Katherine Seitel- Blog #4


Throughout my time at Uptown Shepherd’s I questioned my role as a volunteer and attempted to quantify my value as a volunteer in the space. Whether or not I was helping and in what tangible ways was I contributing to the space. This tangibility was perhaps most difficult for me to grapple with because I wasn’t, for the most part, helping in ways that I could point to. I mostly sat and listened, observed and was a presence in the room. My presence changed the space and as I got to know the members of USC, their quirks, likes and dislikes, the cliques that form and who isn’t feeling well today, I realized that my presence was important because contact with those that are unlike yourself is important to growth regardless of age. I think about this as a young person and how much more thought provoking it is to talk to people much older or much younger than myself. Their vastly different experiences force me to examine my own experience and to challenge my way of interpreting the world. It is very easy as a college student to be consumed by other 20somthings and their problems with homework or their service industry jobs or how hard it is to be 23 and feel so much more mature than the 20-year-olds in your class.  But talking to someone who is 90-years-old who lived through the Great Depression, World War II, the Civil Rights Movement, and Vietnam and are still excited and nervous to perform in a play at a community center is pretty remarkable and definitely puts my own problems into perspective.

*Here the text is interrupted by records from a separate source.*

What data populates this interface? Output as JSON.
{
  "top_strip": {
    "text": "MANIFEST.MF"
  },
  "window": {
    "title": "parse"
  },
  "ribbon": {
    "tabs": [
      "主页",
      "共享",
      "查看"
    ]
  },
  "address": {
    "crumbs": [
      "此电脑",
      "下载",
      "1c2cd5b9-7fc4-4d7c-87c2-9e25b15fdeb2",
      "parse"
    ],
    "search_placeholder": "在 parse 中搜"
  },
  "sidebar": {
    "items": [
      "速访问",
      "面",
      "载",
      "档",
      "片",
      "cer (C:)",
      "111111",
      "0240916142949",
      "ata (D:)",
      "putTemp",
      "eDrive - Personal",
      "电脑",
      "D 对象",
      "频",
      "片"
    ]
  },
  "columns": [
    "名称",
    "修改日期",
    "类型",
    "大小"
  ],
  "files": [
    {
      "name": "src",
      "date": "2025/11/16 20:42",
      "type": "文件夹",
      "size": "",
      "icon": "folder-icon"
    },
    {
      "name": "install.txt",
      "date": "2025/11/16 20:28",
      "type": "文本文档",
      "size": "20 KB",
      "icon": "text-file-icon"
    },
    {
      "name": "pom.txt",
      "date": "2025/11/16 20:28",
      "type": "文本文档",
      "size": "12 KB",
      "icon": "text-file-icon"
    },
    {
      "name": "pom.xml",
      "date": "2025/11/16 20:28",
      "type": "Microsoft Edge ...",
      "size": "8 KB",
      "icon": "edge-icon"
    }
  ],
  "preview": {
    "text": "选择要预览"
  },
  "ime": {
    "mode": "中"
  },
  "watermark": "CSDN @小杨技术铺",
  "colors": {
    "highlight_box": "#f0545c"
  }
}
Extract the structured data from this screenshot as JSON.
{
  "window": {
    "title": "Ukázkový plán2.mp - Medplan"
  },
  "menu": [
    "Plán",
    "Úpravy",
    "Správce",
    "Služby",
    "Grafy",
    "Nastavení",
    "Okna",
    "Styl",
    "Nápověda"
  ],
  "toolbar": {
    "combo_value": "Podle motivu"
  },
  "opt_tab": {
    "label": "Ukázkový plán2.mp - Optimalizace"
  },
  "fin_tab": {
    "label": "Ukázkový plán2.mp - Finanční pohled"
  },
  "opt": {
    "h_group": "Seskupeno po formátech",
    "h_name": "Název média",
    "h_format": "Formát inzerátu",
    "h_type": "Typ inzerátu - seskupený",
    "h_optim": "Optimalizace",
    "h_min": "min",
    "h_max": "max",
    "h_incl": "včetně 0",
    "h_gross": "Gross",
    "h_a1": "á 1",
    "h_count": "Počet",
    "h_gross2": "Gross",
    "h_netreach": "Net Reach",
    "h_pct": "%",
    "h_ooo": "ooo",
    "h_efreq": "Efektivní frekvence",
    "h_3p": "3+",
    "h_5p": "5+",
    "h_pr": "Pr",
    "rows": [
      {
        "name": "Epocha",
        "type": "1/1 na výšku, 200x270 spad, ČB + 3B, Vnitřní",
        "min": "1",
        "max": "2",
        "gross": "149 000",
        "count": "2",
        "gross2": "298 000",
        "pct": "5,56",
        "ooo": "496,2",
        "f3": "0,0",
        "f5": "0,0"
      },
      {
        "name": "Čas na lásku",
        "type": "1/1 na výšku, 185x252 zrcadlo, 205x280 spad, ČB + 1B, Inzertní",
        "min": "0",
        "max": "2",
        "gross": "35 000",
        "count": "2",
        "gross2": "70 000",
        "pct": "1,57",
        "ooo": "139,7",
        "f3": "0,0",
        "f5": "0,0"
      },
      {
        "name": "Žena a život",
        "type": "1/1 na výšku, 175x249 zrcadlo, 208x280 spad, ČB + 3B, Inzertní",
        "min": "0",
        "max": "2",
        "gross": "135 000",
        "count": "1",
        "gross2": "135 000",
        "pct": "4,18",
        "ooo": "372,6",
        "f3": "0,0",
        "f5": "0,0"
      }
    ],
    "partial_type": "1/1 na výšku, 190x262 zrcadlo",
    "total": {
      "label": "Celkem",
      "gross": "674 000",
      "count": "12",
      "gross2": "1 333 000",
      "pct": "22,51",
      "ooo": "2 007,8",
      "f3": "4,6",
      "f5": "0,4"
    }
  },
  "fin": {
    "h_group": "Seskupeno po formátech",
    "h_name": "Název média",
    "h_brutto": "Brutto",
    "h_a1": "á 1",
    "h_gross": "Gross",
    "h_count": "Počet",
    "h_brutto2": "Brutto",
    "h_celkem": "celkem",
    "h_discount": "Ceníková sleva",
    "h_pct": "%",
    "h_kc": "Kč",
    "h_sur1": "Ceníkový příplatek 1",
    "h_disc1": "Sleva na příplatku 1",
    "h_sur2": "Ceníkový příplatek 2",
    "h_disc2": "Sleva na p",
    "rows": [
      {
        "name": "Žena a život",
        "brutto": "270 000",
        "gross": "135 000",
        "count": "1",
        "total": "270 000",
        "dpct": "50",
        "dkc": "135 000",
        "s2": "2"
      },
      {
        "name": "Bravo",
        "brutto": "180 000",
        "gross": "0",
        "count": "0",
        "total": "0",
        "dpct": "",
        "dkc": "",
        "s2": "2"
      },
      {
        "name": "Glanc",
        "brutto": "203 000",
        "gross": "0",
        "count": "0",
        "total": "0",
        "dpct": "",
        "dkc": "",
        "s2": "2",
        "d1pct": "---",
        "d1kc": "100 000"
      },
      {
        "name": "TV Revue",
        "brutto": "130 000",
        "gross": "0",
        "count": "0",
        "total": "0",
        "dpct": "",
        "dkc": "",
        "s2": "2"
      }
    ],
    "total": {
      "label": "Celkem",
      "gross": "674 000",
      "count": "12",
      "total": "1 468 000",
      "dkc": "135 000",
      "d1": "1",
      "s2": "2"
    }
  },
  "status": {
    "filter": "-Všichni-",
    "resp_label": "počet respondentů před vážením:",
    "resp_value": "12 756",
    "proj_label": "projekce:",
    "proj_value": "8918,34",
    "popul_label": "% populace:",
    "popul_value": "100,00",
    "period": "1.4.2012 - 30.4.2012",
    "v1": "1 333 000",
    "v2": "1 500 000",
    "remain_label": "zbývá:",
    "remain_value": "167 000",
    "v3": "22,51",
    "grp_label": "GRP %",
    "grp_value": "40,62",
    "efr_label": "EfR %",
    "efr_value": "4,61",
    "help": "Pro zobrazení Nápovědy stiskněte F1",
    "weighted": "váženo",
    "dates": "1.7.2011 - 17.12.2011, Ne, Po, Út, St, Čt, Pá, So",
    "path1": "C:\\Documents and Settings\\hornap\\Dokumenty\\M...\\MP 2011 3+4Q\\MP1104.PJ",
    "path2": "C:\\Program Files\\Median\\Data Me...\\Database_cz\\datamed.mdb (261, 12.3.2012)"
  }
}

We talk a lot in literature classes about the place in which the narrative is situated; the political climate, globalization and colonization, and what people must have been feeling when this particular work was written. While writing the research paper for Early Shakespeare I read about the reception of Taming of the Shrew and how the perception of domestic violence was shifting in the Early Modern period in England. In reading about what the political and social climates were when the play was originally performed, I no longer hated the play. I began to see that it was challenging and subversive, to some extent, for it’s time and how easy it is to be dismissive of a work when you have little context. I think people are often dismissive of older generations, much like they are of Shakespeare. In taking the time to get to know a group of older people and in researching one play, I can see the danger of oversimplifying and the importance of examining the complexity of the experience of others. When I go to USC I am exposing myself to the values and experiences a generation that I do not interact with very often. In talking to people who are so much older than me that have perhaps lived through traumatizing events and are still eager to experience new things inspires me to be positive and maintain the curiosity and sense of adventure I think many adults lose as they age.